November begins in Athens, Greece, some months before the Parisian outrages, where Fred (Jean Dujardin), a high-ranking member of France’s anti-terrorist police, SDAT, is working with his Greek counterparts in an attempt to capture an Islamic terrorist, but the raid fails and the target escapes. Back in Paris 10 months later, on the night of November 13th, every phone at SDAT headquarters starts ringing and Fred and his colleagues are immediately called in to put together teams to track down the perpetrators of multiple murderous attacks on the Stade de France in Saint-Denis, the Bataclan theatre and other sites across the city. Thus, the viewer is instantly drawn into the heart of this operation and, for the next hour-and-a-half, never released. In essence, Jimenez is treating the audience as though it was in on the action, in the same way that the security personnel were at the time – nobody went home, slept or had contact with their families until the operation was over five days later and Abdelhamid Abaaoud and his co-conspirators were dead (Abaaoud was the man being hunted at the film’s outset). During this time, Nicolas Loir’s hand-held camera never rests either, and the close proximity of his lens to the action keeps us in the thick of things.
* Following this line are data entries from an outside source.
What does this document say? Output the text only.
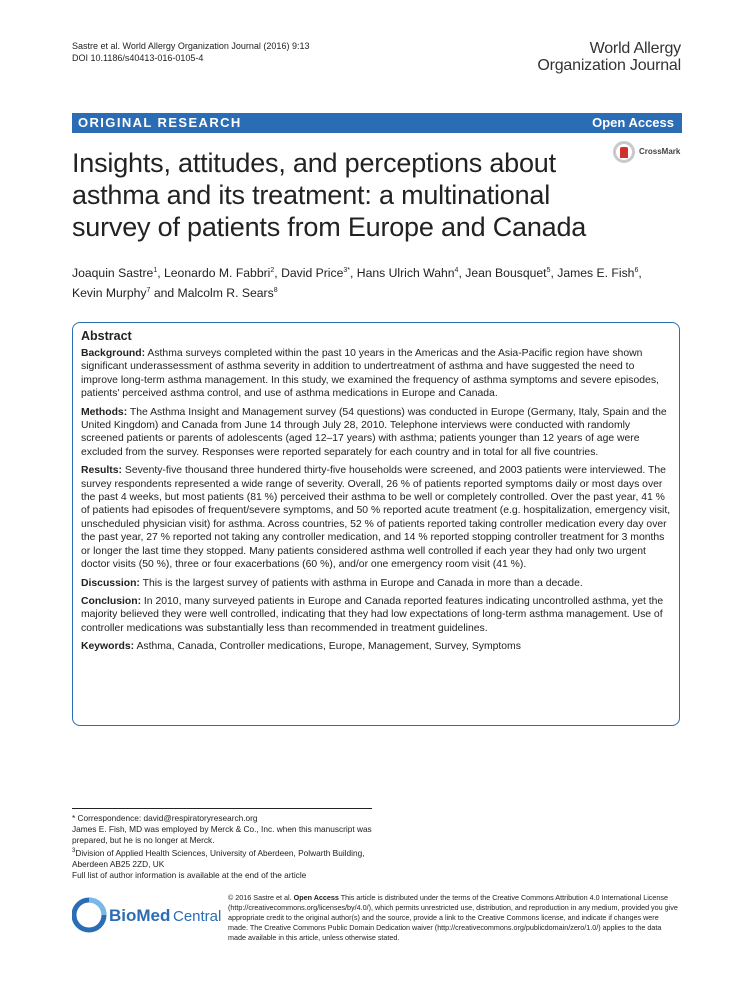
Sastre et al. World Allergy Organization Journal (2016) 9:13
DOI 10.1186/s40413-016-0105-4
World Allergy
Organization Journal
ORIGINAL RESEARCH	Open Access
Insights, attitudes, and perceptions about asthma and its treatment: a multinational survey of patients from Europe and Canada
CrossMark
Joaquin Sastre$^1$, Leonardo M. Fabbri$^2$, David Price$^{3*}$, Hans Ulrich Wahn$^4$, Jean Bousquet$^5$, James E. Fish$^6$,
Kevin Murphy$^7$ and Malcolm R. Sears$^8$
Abstract

Background: Asthma surveys completed within the past 10 years in the Americas and the Asia-Pacific region have shown significant underassessment of asthma severity in addition to undertreatment of asthma and have suggested the need to improve long-term asthma management. In this study, we examined the frequency of asthma symptoms and severe episodes, patients' perceived asthma control, and use of asthma medications in Europe and Canada.

Methods: The Asthma Insight and Management survey (54 questions) was conducted in Europe (Germany, Italy, Spain and the United Kingdom) and Canada from June 14 through July 28, 2010. Telephone interviews were conducted with randomly screened patients or parents of adolescents (aged 12–17 years) with asthma; patients younger than 12 years of age were excluded from the survey. Responses were reported separately for each country and in total for all five countries.

Results: Seventy-five thousand three hundered thirty-five households were screened, and 2003 patients were interviewed. The survey respondents represented a wide range of severity. Overall, 26 % of patients reported symptoms daily or most days over the past 4 weeks, but most patients (81 %) perceived their asthma to be well or completely controlled. Over the past year, 41 % of patients had episodes of frequent/severe symptoms, and 50 % reported acute treatment (e.g. hospitalization, emergency visit, unscheduled physician visit) for asthma. Across countries, 52 % of patients reported taking controller medication every day over the past year, 27 % reported not taking any controller medication, and 14 % reported stopping controller treatment for 3 months or longer the last time they stopped. Many patients considered asthma well controlled if each year they had only two urgent doctor visits (50 %), three or four exacerbations (60 %), and/or one emergency room visit (41 %).

Discussion: This is the largest survey of patients with asthma in Europe and Canada in more than a decade.

Conclusion: In 2010, many surveyed patients in Europe and Canada reported features indicating uncontrolled asthma, yet the majority believed they were well controlled, indicating that they had low expectations of long-term asthma management. Use of controller medications was substantially less than recommended in treatment guidelines.

Keywords: Asthma, Canada, Controller medications, Europe, Management, Survey, Symptoms

* Correspondence: david@respiratoryresearch.org
James E. Fish, MD was employed by Merck & Co., Inc. when this manuscript was prepared, but he is no longer at Merck.
$^3$Division of Applied Health Sciences, University of Aberdeen, Polwarth Building, Aberdeen AB25 2ZD, UK
Full list of author information is available at the end of the article
BioMed Central
© 2016 Sastre et al. Open Access This article is distributed under the terms of the Creative Commons Attribution 4.0 International License (http://creativecommons.org/licenses/by/4.0/), which permits unrestricted use, distribution, and reproduction in any medium, provided you give appropriate credit to the original author(s) and the source, provide a link to the Creative Commons license, and indicate if changes were made. The Creative Commons Public Domain Dedication waiver (http://creativecommons.org/publicdomain/zero/1.0/) applies to the data made available in this article, unless otherwise stated.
While going for realism, the roles played by Jean Dujardin, Anaïs Demoustiers (Captain Inès Moreau) and Sandrine Kiberlain (Héloïse) are each inspired by several real police officers. Throughout November, co-scriptwriter Demangel has emphasised the collective energy of the various people and groups involved so, unlike a classic ‘thriller’ construction, there isn’t a single lead or ‘hero’ figure. This diversification adds to the almost documentary feel of the movie. He says, “The characters are at the service of the film, as the police officers were at the service of the investigation. A sprawling investigation, thousands of minutes, hearings, cross-checks, testimonies. The characters wander and stumble in the night. They look, they can’t find anything, they start over. It was their decisions that conditioned the writing, not their psychology. And I tried to stick to the way that the SDAT works. They are extremely rigorous police officers with regard to procedure.”
In making November, Jimenez has wisely avoided trying to recreate the atrocities of that November night, concentrating solely on the aftermath of the events. It’s a decision that has made his film more powerful than it would have been had he gone down that route; by treating the events purely as a police procedural and stripping it of anything extraneous to the manhunt, he has crafted an incredibly tense and gripping drama, one of the year’s best.